「神風」(1972年) (ハヤカワ・ノンフィクション) ベルナール・ミロー (著), 内藤 一郎 (翻訳)

原書刊行は1970年。タイトルは『叙事詩カミカゼ』。
特攻に思いを馳せたフランス人がいた。

その目の付けどころと精神性の深さが迫ってくる。

 

 第9章「彼らの教えてくれたもの」 
「日本と日本人がアメリカのプラグマティズムと正面衝突をし、そして戦争末期の数ヶ月間にアメリカの圧倒的な物量と技術的優位の前に、決定的な優勢を敵に許してしまったとき、日本人は対抗手段を過去からひき出してきた。すなわち伝統的な国家への殉死、肉弾攻撃法である。 
 このことを、我々西欧人はわらったり、あわれんだりしていいものであろうか。むしろそれは偉大な純粋性の発露ではなかろうか。日本国民はそれをあえて実行したことによって、人生の真の意義、その重大な意義を人間の偉大さに帰納することのできた、世界で最後の国民となった。

 ベルナール・ミロー(フランス ジャーナリスト) 
 1929年パリに生まれる。ジャーナリスト。第二次世界大戦に関する記事には定評がある。 20歳のとき太平洋戦争に関する極めて重要な資料を収集。「太平洋戦争」のタイトルで上梓された二巻 (「日本の進撃」「アメリカの逆襲」共にロベール・ラフォン刊)は、太平洋地域の戦闘に関する権威となっている。 

 

「本書の目的は、そのような皮相的な見方から一歩踏みこんで、西欧から見た神風に、新たな脚光を浴びせることであった。また著者の意図したところは、この日本の自殺攻撃が集団的発狂の興奮の結果などでは断じてなく、国家的心理の論理的延長が到達した点であらわれた現象であり、戦局の重圧がそれをもたらしたものであることを明らかにすることにあった。
日本において2000年間眠りつづけてきたハスの実が、栽培されて開華したことを耳にしたことがある。
その花に著者は神風の精神をなんとなくなぞらえてみたくなった。 

 たしかに日本人の実行したこの突飛な飛躍はむなしい。結果としてのいたましい敗戦に、この行為はあまりにも不合理とも見えよう。そしてこの行為に散華した若者たちの命は、あらゆる戦争におけると同様に無益であった。
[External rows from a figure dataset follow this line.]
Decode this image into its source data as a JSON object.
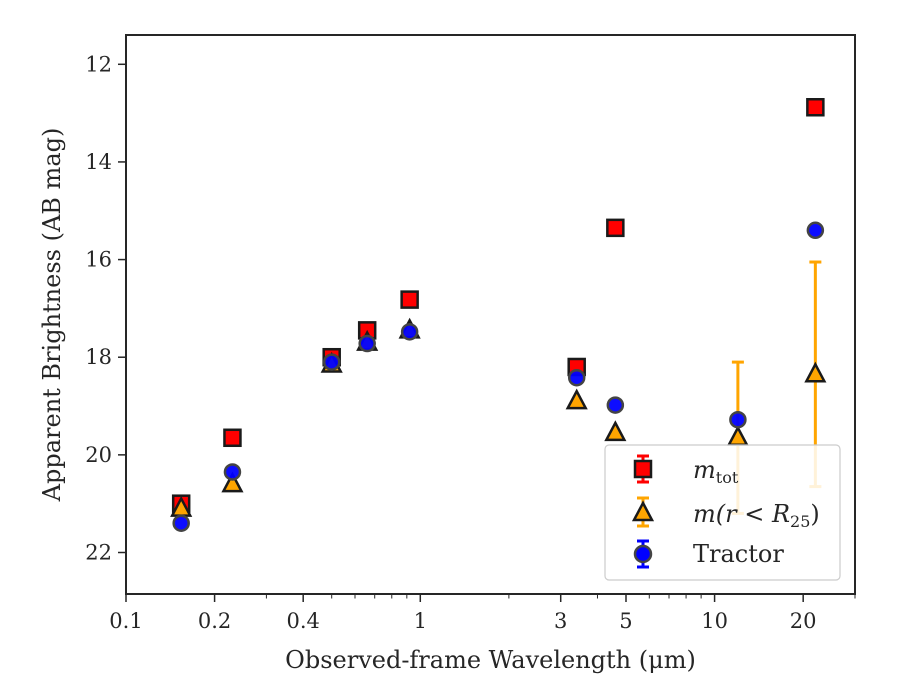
{
  "chart_data": {
    "type": "scatter",
    "xlabel": "Observed-frame Wavelength (μm)",
    "ylabel": "Apparent Brightness (AB mag)",
    "x_scale": "log",
    "y_inverted": true,
    "xlim": [
      0.1,
      30
    ],
    "ylim": [
      22.85,
      11.4
    ],
    "x_ticks": [
      {
        "value": 0.1,
        "label": "0.1"
      },
      {
        "value": 0.2,
        "label": "0.2"
      },
      {
        "value": 0.4,
        "label": "0.4"
      },
      {
        "value": 1,
        "label": "1"
      },
      {
        "value": 3,
        "label": "3"
      },
      {
        "value": 5,
        "label": "5"
      },
      {
        "value": 10,
        "label": "10"
      },
      {
        "value": 20,
        "label": "20"
      }
    ],
    "y_ticks": [
      {
        "value": 12,
        "label": "12"
      },
      {
        "value": 14,
        "label": "14"
      },
      {
        "value": 16,
        "label": "16"
      },
      {
        "value": 18,
        "label": "18"
      },
      {
        "value": 20,
        "label": "20"
      },
      {
        "value": 22,
        "label": "22"
      }
    ],
    "grid": false,
    "legend_position": "lower-right",
    "series": [
      {
        "legend_main": "m",
        "legend_sub": "tot",
        "marker": "square",
        "color": "#ff0000",
        "edge": "#1a1a1a",
        "points": [
          {
            "x": 0.154,
            "y": 21.0,
            "err": 0.05
          },
          {
            "x": 0.23,
            "y": 19.65,
            "err": 0.05
          },
          {
            "x": 0.5,
            "y": 18.0,
            "err": 0.05
          },
          {
            "x": 0.66,
            "y": 17.45,
            "err": 0.05
          },
          {
            "x": 0.92,
            "y": 16.82,
            "err": 0.05
          },
          {
            "x": 3.4,
            "y": 18.2,
            "err": 0.05
          },
          {
            "x": 4.6,
            "y": 15.35,
            "err": 0.05
          },
          {
            "x": 22.0,
            "y": 12.88,
            "err": 0.05
          }
        ]
      },
      {
        "legend_main": "m(r < R",
        "legend_sub": "25",
        "legend_tail": ")",
        "marker": "triangle",
        "color": "#ffa500",
        "edge": "#1a1a1a",
        "err_color": "#ffa500",
        "points": [
          {
            "x": 0.154,
            "y": 21.1,
            "err": 0.05
          },
          {
            "x": 0.23,
            "y": 20.6,
            "err": 0.05
          },
          {
            "x": 0.5,
            "y": 18.15,
            "err": 0.05
          },
          {
            "x": 0.66,
            "y": 17.7,
            "err": 0.05
          },
          {
            "x": 0.92,
            "y": 17.45,
            "err": 0.05
          },
          {
            "x": 3.4,
            "y": 18.9,
            "err": 0.05
          },
          {
            "x": 4.6,
            "y": 19.55,
            "err": 0.05
          },
          {
            "x": 12.0,
            "y": 19.65,
            "err": 1.55
          },
          {
            "x": 22.0,
            "y": 18.35,
            "err": 2.3
          }
        ]
      },
      {
        "legend_main": "Tractor",
        "marker": "circle",
        "color": "#0000ff",
        "edge": "#444444",
        "err_color": "#0000ff",
        "points": [
          {
            "x": 0.154,
            "y": 21.4,
            "err": 0.05
          },
          {
            "x": 0.23,
            "y": 20.35,
            "err": 0.05
          },
          {
            "x": 0.5,
            "y": 18.1,
            "err": 0.05
          },
          {
            "x": 0.66,
            "y": 17.72,
            "err": 0.05
          },
          {
            "x": 0.92,
            "y": 17.48,
            "err": 0.05
          },
          {
            "x": 3.4,
            "y": 18.42,
            "err": 0.05
          },
          {
            "x": 4.6,
            "y": 18.98,
            "err": 0.05
          },
          {
            "x": 12.0,
            "y": 19.28,
            "err": 0.05
          },
          {
            "x": 22.0,
            "y": 15.4,
            "err": 0.05
          }
        ]
      }
    ]
  }
}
たしかに我々西欧人は戦術的自殺行動などという観念を容認することができない。しかしまた、日本のこれら特攻志願者の人間に、無感動のままでいることも到底できないのである。

これら日本の英雄達は、この世界に純粋性の偉大さというものについて教訓を与えてくれた。彼らは1000年の遠い過去から今日に、人間の偉大さというすでに忘れ去られてしまったことの使命を、 とり出して見せつけてくれたのである。
彼らを活気づけていた論理がどうあれ、彼らの勇気、決意、、自己犠牲には、感嘆を禁じ得ないし、また禁ずべきではない。